Science is not art, of course; to claim as much is to erase the differences of the mediums. Science comes with its own rules, its own customs. It insists, above all else, that when another participates in the act of recreation that the result, the image of reality, be the same as that envisioned by the original creator. It relies on a careful empiricism, a rigorous language of mathematics. It is asked by society to be useful in material sense, in principle, and, typically, in practice. I do not discount the miracles of modern science for the advantages it brings us in material comforts, in safety, in growth, and I admire those who seek, primarily, these ends through scientific advance, but I think, perhaps, there is something more we should ask of science than that. Something that resonates more closely with the soul of the enterprise, something more universal.
G. H. Hardy claimed beauty to be the defense of the mathematician, that mathematics is harmless in its commitment to aesthetics. But aesthetics are more than just harmless, and whatever technological marvels may come of the scientific practice, I prefer to view my work, at its best, in the context of beauty. And to me, it is beauty, it is discovery, it is the shared practice of the creative act that connects and unifies art and science as human endeavors.

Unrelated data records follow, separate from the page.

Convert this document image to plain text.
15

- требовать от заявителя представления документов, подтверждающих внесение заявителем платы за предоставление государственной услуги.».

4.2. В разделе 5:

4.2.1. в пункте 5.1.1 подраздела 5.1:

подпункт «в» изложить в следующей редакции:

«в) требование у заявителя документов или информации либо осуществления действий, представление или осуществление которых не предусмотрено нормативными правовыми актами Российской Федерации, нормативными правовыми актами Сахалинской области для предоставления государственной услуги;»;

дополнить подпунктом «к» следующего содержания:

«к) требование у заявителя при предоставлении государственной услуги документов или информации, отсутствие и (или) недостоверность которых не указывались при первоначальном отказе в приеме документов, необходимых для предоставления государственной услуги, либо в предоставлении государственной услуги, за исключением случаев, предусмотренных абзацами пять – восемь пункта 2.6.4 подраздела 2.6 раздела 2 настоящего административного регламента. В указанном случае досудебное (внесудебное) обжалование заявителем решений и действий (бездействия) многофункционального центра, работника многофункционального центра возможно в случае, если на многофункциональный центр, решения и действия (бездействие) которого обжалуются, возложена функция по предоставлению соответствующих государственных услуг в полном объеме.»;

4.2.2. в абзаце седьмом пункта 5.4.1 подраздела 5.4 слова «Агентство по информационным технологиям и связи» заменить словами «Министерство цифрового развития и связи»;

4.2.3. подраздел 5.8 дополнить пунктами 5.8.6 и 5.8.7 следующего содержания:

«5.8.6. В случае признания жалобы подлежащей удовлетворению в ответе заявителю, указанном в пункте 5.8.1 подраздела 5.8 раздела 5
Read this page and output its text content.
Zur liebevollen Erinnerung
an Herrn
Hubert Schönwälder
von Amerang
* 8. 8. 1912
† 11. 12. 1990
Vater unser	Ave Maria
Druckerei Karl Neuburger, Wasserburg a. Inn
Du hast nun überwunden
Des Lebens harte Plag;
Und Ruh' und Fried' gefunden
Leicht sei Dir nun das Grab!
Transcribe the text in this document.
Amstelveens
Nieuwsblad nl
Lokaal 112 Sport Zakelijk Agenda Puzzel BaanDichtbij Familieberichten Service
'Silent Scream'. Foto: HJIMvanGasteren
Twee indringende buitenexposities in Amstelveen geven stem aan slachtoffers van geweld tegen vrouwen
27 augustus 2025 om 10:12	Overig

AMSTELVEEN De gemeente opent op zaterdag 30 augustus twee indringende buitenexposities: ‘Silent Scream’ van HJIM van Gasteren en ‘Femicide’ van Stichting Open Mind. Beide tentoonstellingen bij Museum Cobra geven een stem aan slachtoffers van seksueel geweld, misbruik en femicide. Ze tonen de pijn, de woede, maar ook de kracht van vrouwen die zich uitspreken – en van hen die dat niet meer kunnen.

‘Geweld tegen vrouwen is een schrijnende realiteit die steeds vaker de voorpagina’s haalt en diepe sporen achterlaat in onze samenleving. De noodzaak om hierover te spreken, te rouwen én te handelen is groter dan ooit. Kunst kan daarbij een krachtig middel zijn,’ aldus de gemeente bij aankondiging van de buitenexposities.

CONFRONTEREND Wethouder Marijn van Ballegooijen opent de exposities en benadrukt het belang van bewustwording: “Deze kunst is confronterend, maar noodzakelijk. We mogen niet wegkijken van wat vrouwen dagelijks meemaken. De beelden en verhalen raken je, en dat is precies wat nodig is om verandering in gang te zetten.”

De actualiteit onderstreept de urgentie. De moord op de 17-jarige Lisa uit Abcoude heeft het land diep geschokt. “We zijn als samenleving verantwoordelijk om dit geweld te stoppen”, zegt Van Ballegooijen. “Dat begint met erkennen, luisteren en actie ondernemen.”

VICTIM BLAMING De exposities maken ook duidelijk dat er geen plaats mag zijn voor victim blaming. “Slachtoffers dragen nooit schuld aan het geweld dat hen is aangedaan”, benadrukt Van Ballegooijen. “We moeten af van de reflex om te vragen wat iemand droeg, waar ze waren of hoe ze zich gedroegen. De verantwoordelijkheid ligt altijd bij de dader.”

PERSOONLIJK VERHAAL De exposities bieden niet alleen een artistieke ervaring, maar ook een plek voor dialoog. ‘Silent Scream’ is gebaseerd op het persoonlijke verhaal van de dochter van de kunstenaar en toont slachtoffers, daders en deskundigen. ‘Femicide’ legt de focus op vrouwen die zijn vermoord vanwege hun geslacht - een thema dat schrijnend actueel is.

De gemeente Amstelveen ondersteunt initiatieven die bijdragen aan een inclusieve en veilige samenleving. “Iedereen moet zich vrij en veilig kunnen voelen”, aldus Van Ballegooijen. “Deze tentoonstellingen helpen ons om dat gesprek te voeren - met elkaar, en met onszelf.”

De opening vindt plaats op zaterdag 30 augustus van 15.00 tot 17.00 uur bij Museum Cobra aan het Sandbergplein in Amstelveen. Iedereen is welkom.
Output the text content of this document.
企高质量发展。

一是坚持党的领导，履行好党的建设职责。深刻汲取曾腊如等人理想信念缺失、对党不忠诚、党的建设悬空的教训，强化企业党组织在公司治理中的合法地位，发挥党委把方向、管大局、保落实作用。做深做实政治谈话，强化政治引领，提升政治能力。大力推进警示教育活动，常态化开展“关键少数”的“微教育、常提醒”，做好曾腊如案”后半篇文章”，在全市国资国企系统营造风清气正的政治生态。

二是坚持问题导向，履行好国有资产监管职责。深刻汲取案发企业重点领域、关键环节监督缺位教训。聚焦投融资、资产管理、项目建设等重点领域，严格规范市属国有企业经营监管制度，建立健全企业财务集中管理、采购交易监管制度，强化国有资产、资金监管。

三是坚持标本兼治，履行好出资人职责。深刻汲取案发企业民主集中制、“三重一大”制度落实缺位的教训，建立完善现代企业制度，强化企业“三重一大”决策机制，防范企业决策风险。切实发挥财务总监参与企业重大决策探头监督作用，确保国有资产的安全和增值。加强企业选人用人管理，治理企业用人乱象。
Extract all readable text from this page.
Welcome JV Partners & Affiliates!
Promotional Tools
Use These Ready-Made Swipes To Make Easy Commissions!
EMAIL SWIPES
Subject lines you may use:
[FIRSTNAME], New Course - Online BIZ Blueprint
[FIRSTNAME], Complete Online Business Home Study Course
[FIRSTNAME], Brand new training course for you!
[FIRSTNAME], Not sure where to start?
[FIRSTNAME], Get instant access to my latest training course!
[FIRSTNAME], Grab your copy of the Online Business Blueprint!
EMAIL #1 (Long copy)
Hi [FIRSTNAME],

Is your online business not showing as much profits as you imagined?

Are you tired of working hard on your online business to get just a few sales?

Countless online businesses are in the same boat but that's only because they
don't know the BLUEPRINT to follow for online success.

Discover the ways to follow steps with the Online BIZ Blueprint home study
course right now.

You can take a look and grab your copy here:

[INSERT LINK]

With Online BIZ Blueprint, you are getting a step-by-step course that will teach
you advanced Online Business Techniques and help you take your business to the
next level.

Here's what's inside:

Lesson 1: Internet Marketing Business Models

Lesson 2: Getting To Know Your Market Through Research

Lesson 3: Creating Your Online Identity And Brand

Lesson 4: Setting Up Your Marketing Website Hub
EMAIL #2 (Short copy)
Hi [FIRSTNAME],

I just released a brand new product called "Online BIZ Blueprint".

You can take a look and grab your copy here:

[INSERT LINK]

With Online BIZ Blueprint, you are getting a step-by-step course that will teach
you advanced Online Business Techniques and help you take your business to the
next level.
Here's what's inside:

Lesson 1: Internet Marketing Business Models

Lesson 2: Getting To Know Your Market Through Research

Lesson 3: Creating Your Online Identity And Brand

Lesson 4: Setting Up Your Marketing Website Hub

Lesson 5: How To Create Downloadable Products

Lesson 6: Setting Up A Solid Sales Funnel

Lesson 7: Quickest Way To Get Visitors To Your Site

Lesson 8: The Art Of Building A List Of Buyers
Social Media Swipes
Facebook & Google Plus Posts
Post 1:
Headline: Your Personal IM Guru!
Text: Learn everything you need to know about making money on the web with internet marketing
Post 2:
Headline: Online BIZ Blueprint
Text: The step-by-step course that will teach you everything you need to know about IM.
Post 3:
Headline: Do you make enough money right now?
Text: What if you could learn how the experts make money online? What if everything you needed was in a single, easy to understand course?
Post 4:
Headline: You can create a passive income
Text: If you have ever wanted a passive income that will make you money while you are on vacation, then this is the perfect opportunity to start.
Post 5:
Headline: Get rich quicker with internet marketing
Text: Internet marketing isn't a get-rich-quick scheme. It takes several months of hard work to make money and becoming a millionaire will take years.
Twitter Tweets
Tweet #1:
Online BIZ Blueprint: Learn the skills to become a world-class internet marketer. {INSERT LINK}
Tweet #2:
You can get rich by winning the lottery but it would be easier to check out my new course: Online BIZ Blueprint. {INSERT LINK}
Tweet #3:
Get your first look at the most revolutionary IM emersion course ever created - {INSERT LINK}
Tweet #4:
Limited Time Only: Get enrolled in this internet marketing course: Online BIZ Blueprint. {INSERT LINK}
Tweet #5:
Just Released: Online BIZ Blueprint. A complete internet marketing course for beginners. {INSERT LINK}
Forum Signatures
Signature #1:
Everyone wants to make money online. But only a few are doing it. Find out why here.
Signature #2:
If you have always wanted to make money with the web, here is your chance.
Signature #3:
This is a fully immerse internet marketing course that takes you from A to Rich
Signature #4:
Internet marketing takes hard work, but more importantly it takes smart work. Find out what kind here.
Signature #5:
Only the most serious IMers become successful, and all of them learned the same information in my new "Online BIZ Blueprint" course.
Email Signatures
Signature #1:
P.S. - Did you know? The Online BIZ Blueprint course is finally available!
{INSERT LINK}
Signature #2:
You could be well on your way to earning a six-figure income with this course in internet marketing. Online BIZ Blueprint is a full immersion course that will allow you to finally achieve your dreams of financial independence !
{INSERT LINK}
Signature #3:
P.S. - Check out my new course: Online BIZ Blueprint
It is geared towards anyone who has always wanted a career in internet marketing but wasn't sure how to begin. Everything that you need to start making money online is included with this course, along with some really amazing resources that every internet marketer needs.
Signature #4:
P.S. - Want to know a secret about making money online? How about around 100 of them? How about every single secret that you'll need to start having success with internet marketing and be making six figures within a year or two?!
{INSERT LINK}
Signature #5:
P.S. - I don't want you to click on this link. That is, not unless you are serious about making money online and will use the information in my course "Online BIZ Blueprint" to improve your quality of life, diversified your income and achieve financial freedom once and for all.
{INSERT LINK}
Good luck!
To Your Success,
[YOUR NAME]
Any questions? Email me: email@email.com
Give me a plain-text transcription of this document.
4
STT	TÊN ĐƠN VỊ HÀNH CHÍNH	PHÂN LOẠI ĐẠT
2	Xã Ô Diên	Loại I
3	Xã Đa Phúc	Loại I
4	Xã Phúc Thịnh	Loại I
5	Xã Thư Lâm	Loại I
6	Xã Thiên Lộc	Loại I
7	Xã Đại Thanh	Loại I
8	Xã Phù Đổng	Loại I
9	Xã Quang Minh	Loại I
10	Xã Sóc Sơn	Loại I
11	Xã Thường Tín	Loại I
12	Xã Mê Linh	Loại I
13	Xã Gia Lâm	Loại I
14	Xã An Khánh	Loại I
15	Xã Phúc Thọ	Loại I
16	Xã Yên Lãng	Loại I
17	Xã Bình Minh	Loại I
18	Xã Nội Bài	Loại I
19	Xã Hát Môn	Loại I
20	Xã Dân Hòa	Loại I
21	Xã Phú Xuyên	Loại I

Unity and symmetry are tightly bound with beauty. It is known we find symmetry in faces beautiful. Similarly, physicists often find beauty in the symmetries of nature. I think part of the beauty of symmetry is it allows understanding, a pattern, a consistency that allows more to be contained at once in one thought, allows one to briefly catch and hold ideas that seemed, without this symmetry, to be pulled apart. Connection is beautiful. The sublime is found in unification, the holding together of disparate things, the finding of commonalities, of pattern, of structure. Synonyms, but also antonyms.
And so, the scientist is an artist of a sort. But, of course, also is not. To engage in that act of creation, of unification, is also partly to destroy. The pleasure, the meaning, the experience of this game of ideas lies in finding some balance between the unbridled meaninglessness of the rushing current of experience and contentlessness of the fully abstract. It is this game, I think, of finding this parsimonious balance that drives me, whether that be via the unification of metaphor or the unification of mathematical equality.
This game is a human game, of course – beauty is a human experience. It is some strange, complicated interaction of a mind I do not understand with some greater world I also do not understand. But that exiting, that dialogue in the midst of this confusion, is not nihilistic, it is beautiful, and I believe, that simple beauty and the truth it reflects, however slant, is more than enough to feel connected via a deeply human sense of sublime beauty to a more than human world.
Jacob Bringewatt
Maryland, United States
My submission is an essay/collection of thoughts sparked by the questions. It is informed by my background as a physicist and is thematically focused on my current, somewhat scattered, thoughts on the role of beauty in my practice of science. One could consider it a piece of an ongoing conversation with myself.